Forscher des Department of Anthropology der University of Western Ontario, die mit einem NOGGIN® 500 SmartTow ™ -System ausgestattet sind, enthüllen die vergrabene Stadtlandschaft einer antiken Stadt an der Nordküste Perus.
Die Gallinazo-Hügelgruppe befindet sich in einem schmalen Wüstenstreifen zwischen den Anden und der Küste und repräsentiert die letzten sichtbaren Überreste einer alten Zivilisation, die einst über 1000 Jahre vor dem Beginn des Inka-Reiches gedieh. Heute sind ungefähr 30 Hügel sichtbar, angefangen von kleinen niedrigen Erhebungen bis hin zu beeindruckenden Hügeln aus erodierten Lehmziegeln und Abfällen, die sich über 600 Hektar Flachland am nördlichen Rand des Kulturlandes des unteren Virú-Tals erstrecken (Abbildung 1).
Die Gallinazo-Gruppe stammt aus der frühen Zwischenzeit (100 v. Chr. - 700 n. Chr.) Und war zu einer Zeit besetzt, als die ersten Staaten und das städtische Leben an der Nordküste Perus entstanden.

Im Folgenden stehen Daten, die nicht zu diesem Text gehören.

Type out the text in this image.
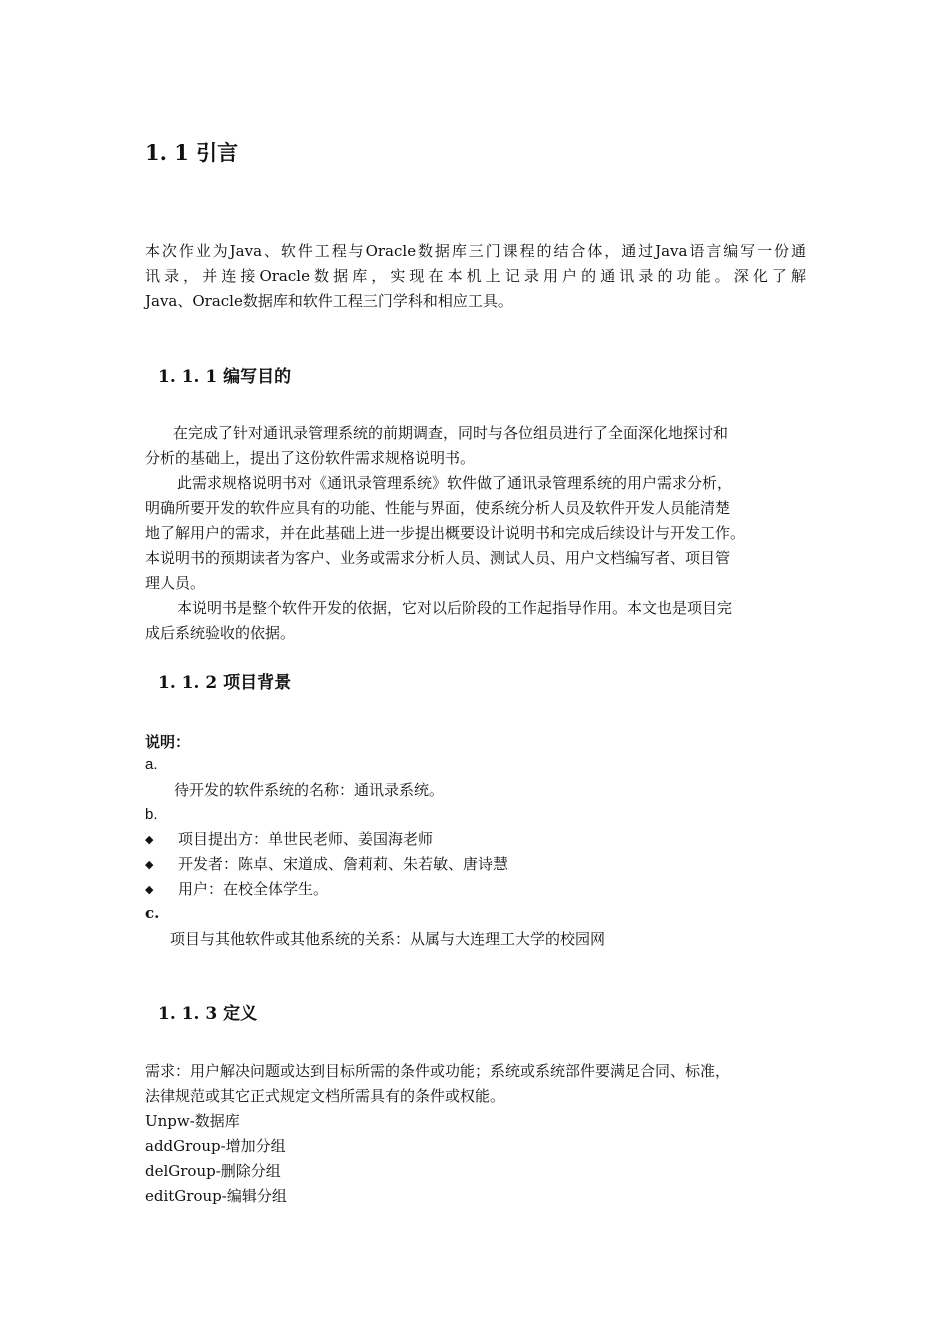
1. 1 引言
本次作业为Java、软件工程与Oracle数据库三门课程的结合体，通过Java语言编写一份通
讯录，并连接Oracle数据库，实现在本机上记录用户的通讯录的功能。深化了解
Java、Oracle数据库和软件工程三门学科和相应工具。
1. 1. 1 编写目的
在完成了针对通讯录管理系统的前期调查，同时与各位组员进行了全面深化地探讨和
分析的基础上，提出了这份软件需求规格说明书。
此需求规格说明书对《通讯录管理系统》软件做了通讯录管理系统的用户需求分析，
明确所要开发的软件应具有的功能、性能与界面，使系统分析人员及软件开发人员能清楚
地了解用户的需求，并在此基础上进一步提出概要设计说明书和完成后续设计与开发工作。
本说明书的预期读者为客户、业务或需求分析人员、测试人员、用户文档编写者、项目管
理人员。
本说明书是整个软件开发的依据，它对以后阶段的工作起指导作用。本文也是项目完
成后系统验收的依据。
1. 1. 2 项目背景
说明：
a.
待开发的软件系统的名称：通讯录系统。
b.
◆ 项目提出方：单世民老师、姜国海老师
◆ 开发者：陈卓、宋道成、詹莉莉、朱若敏、唐诗慧
◆ 用户：在校全体学生。
c.
项目与其他软件或其他系统的关系：从属与大连理工大学的校园网
1. 1. 3 定义
需求：用户解决问题或达到目标所需的条件或功能；系统或系统部件要满足合同、标准，
法律规范或其它正式规定文档所需具有的条件或权能。
Unpw-数据库
addGroup-增加分组
delGroup-删除分组
editGroup-编辑分组
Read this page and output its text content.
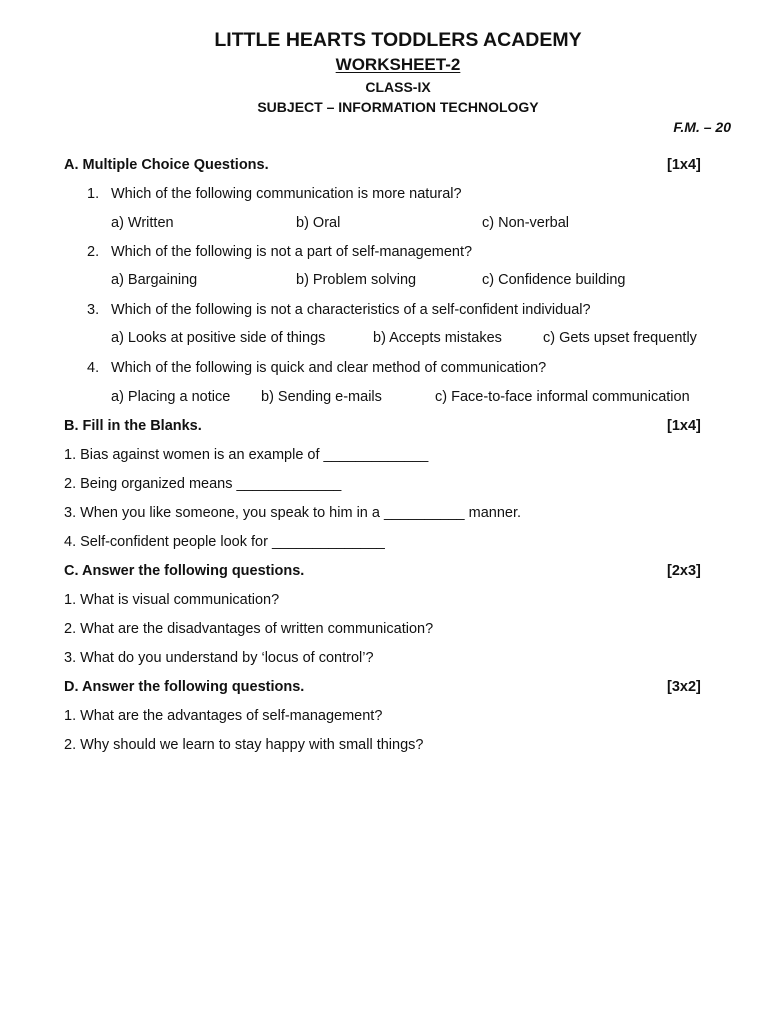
LITTLE HEARTS TODDLERS ACADEMY
WORKSHEET-2
CLASS-IX
SUBJECT – INFORMATION TECHNOLOGY
F.M. – 20
A. Multiple Choice Questions.	[1x4]
1. Which of the following communication is more natural?
a) Written	b) Oral	c) Non-verbal
2. Which of the following is not a part of self-management?
a) Bargaining	b) Problem solving	c) Confidence building
3. Which of the following is not a characteristics of a self-confident individual?
a) Looks at positive side of things	b) Accepts mistakes	c) Gets upset frequently
4. Which of the following is quick and clear method of communication?
a) Placing a notice b) Sending e-mails	c) Face-to-face informal communication
B. Fill in the Blanks.	[1x4]
1. Bias against women is an example of _____________
2. Being organized means _____________
3. When you like someone, you speak to him in a __________ manner.
4. Self-confident people look for ______________
C. Answer the following questions.	[2x3]
1. What is visual communication?
2. What are the disadvantages of written communication?
3. What do you understand by ‘locus of control’?
D. Answer the following questions.	[3x2]
1. What are the advantages of self-management?
2. Why should we learn to stay happy with small things?
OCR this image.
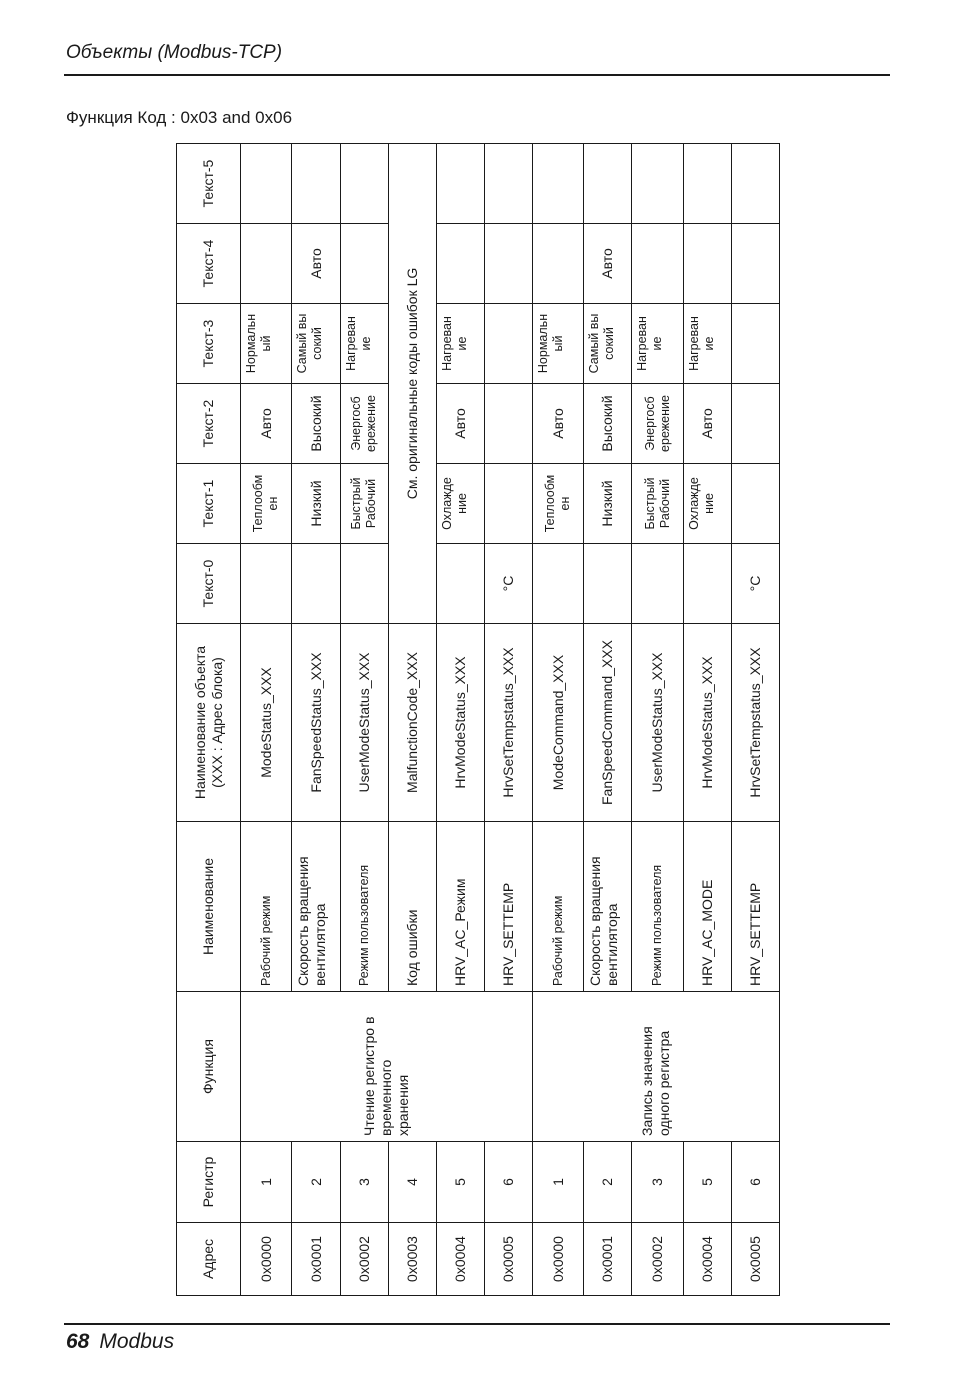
Объекты (Modbus-TCP)
Функция Код : 0x03 and 0x06
Адрес	Регистр	Функция	Наименование	Наименование объекта (XXX : Адрес блока)	Текст-0	Текст-1	Текст-2	Текст-3	Текст-4	Текст-5
0x0000	1	Чтение регистро в временного хранения	Рабочий режим	ModeStatus_XXX		Теплообм ен	Авто	Нормальн ый		
0x0001	2		Скорость вращения вентилятора	FanSpeedStatus_XXX		Низкий	Высокий	Самый вы сокий	Авто	
0x0002	3		Режим пользователя	UserModeStatus_XXX		Быстрый Рабочий	Энергосб ережение	Нагреван ие		
0x0003	4		Код ошибки	MalfunctionCode_XXX	См. оригинальные коды ошибок LG					
0x0004	5		HRV_AC_Режим	HrvModeStatus_XXX		Охлажде ние	Авто	Нагреван ие		
0x0005	6		HRV_SETTEMP	HrvSetTempstatus_XXX	°C					
0x0000	1	Запись значения одного регистра	Рабочий режим	ModeCommand_XXX		Теплообм ен	Авто	Нормальн ый		
0x0001	2		Скорость вращения вентилятора	FanSpeedCommand_XXX		Низкий	Высокий	Самый вы сокий	Авто	
0x0002	3		Режим пользователя	UserModeStatus_XXX		Быстрый Рабочий	Энергосб ережение	Нагреван ие		
0x0004	5		HRV_AC_MODE	HrvModeStatus_XXX		Охлажде ние	Авто	Нагреван ие		
0x0005	6		HRV_SETTEMP	HrvSetTempstatus_XXX	°C					
68 Modbus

Trotz der imposanten Natur des Ortes und seiner offensichtlichen Dominanz im Tal war nur sehr wenig über die Größe, das Layout und die Entwicklung der Stadt bekannt. All dies ist der Schlüssel zu unserem Verständnis der Ursprünge und der Entwicklung des Urbanismus in der Andenregion.
Seit 2011 untersucht ein Team unter der Leitung von Dr. Jean-Francois Millaire die Ursprünge und die Entwicklung der Stadt durch integrierte geophysikalische Untersuchungen und Ausgrabungen. Bis heute hat er gezeigt, dass in der Stadt zwischen 10,000 und 14,400 Menschen in einem Netzwerk von agglutinierten Häusern, Plätzen und öffentlichen Gebäuden lebten. Obwohl wir unser Verständnis der Stätte erheblich verbessert haben, konzentrierten sich die meisten Arbeiten bisher auf den größten Hügel. Es ist immer noch unbekannt, ob die anderen, kleineren Hügel eine ähnliche städtische Anordnung und ein ähnliches Entwicklungsmuster aufweisen.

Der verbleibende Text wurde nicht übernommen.